Hidden Gem: Four Roses Single Barrel
“My go-to right now, which I think is undervalued and underrated, is the Four Roses Single Barrel. I think Four Roses is the last undermarketed company right now. They make excellent whiskey and they don’t charge a lot. They’re also the only ones that sell us cask-strength whiskey in single barrels besides Willett Family. It’s about $40, it’s a single barrel, it’s usually about 10 years old … given your Eagle Rare is maybe a better value, but I think there’s more complexity in the Four Roses.”
More Bang for Your Buck: Buffalo Trace, $19.99
“It’s their flagship brand so they intentionally keep the price really, really low. They’re basically competing, supposedly, with White Label Jim Beam on that product.
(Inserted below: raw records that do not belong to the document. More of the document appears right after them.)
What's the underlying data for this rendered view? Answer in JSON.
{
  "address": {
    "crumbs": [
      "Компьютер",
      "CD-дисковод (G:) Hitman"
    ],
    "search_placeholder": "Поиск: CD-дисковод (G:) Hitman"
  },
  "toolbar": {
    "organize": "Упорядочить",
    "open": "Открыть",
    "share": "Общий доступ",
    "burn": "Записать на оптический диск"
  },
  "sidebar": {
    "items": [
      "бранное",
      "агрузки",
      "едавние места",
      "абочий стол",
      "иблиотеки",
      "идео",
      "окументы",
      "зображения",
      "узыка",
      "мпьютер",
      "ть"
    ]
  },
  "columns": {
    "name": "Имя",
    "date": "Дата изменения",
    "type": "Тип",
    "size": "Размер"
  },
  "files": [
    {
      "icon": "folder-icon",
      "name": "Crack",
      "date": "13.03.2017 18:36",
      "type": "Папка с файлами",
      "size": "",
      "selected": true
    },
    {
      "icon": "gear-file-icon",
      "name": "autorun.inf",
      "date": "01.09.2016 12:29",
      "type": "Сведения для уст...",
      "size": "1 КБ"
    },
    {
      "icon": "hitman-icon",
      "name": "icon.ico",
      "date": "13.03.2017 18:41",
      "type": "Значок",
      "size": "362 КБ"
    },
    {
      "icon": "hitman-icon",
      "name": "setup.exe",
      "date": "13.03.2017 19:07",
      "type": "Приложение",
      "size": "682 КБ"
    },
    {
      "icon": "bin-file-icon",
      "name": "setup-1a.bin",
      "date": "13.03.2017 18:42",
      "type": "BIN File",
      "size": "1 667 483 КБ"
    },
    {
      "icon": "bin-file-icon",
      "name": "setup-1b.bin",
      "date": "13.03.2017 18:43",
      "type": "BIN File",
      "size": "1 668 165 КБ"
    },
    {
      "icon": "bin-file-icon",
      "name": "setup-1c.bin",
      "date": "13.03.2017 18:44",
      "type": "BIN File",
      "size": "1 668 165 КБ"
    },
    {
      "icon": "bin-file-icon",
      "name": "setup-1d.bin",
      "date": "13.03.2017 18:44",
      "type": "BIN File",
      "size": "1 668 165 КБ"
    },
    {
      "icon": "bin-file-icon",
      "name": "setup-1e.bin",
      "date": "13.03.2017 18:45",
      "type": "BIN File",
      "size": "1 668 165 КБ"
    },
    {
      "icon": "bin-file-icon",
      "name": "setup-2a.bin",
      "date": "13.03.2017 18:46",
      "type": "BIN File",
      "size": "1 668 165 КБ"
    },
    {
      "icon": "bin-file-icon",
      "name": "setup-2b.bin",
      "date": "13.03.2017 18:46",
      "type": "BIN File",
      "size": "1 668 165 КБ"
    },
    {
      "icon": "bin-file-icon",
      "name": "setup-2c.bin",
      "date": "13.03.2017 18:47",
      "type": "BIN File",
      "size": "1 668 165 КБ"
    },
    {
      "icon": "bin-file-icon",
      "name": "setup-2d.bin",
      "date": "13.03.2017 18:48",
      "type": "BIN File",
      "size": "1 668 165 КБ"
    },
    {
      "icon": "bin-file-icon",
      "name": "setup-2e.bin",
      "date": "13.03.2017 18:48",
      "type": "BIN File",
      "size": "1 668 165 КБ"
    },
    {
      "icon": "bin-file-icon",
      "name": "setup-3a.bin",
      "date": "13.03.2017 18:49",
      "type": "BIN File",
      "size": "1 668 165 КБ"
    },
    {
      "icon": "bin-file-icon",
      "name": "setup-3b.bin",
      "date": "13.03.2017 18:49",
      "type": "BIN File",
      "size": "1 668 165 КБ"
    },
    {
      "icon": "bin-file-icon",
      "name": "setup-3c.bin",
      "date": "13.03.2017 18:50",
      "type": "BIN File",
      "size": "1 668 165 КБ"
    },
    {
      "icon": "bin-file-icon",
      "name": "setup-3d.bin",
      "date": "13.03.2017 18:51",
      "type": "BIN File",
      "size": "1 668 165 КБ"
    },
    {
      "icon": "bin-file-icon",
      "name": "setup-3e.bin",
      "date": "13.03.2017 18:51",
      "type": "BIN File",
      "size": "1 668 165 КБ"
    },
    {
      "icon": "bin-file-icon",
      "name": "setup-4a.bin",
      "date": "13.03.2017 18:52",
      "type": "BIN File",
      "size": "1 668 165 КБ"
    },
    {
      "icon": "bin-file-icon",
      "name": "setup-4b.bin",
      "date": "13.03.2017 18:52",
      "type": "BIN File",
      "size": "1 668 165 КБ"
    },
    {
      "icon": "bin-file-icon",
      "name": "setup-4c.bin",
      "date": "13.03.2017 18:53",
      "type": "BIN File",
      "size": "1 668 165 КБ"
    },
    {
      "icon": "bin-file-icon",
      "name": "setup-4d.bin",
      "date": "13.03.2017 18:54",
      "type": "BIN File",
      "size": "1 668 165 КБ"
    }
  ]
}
It’s more expensive than that and significantly better than that. It’s about six years old, they don’t have a six to eight year old but in terms of bang for your buck it’s probably the most consistent in that rye-style bourbon.”
Perfect Pappy Stand-in: Weller 12 Year Old, $25.99
“The obvious choice for the Pappy people is the Weller 12 Year Old. It’s basically the same exact whiskey as Van Winkle 12 Year Old. It’s almost always available, $25 a bottle. The only material difference is that it’s bottled at 90 proof rather than 57 1/4 for the Van Winkle so you are trading off some power and alcohol. But in terms of the recipe, it’s that classic wheated bourbon blend. They’ve removed the rye grain, which is usually the small grain, and replaced it with wheat. It’s the Old Fitzgerald recipe which also happens to be the same as Maker’s Mark.”
Best Value: Russian Standard Platinum, $33.99
“You can get a $30 big bottle of Russian Standard Platinum. It’s so neutral. When the Russians do it so well for so cheap, it’s sort of like why do anything else?”
Liquor Lust: GlenFarclas 1970 Single Cask, $580
“It comes from a very unique barrel that was set aside for a Japanese customer in the Glenfarclas warehouse many years ago. The guy never turned up to claim it, so we got a crack at it. They had moved it to the hottest part of the largest warehouse, and over the last several years it had concentrated to an incredible level. In a cask type that normally turn out 400-500 bottles, this cask yielded only 134 bottles. It’s a super sherry, but super dry style, which is also very unusual, with tons of exotic wood built especially for people who like dark bitter stuff (cocoa, digestifs, etc). It’s so concentrated that it glazes your glass with a layer of residue, which I’ve never seen before. Really gnarly.”
Next Big Thing: Rum
“The most room for a brand to grow, especially in this market, is the rum. Rum is the most misunderstood category, it’s the most inconsistent. The problem with rum that’s prevented it from being more accepted is there’s no regulation in rum whatsoever. Each country makes its own rules if they have rules at all. No stylistic consistency between the different regions. But it’s something the general population doesn’t really understand. There’s no one out there to explain it to them because the companies who sell it don’t want people to know. Bacardi doesn’t want people to know that they haven’t aged their white rum at all. The original Bacardi, the Carta Blanca, is an aged product that is then filtered for color. It’s a light, white rum, but it’s also an aged rum and they’ve moved completely away from that because to do that on an industrial scale is not feasible. [But rum is] coming back, especially with the cocktail thing and punches are hot. Rum’s definitely coming up that way. And we’ve got some great rum bars in town, too, La Descarga, Caña.”
Speaking of Which, Best Rums
“Banks is a great rum, it’s a white blended rum, light and heavy rums blended together. I also think Simon Ford’s new rum is excellent, Cana Brava, it’s out of Panama. That is a really fun mixing rum. The El Dorado Rums are extremely good values.”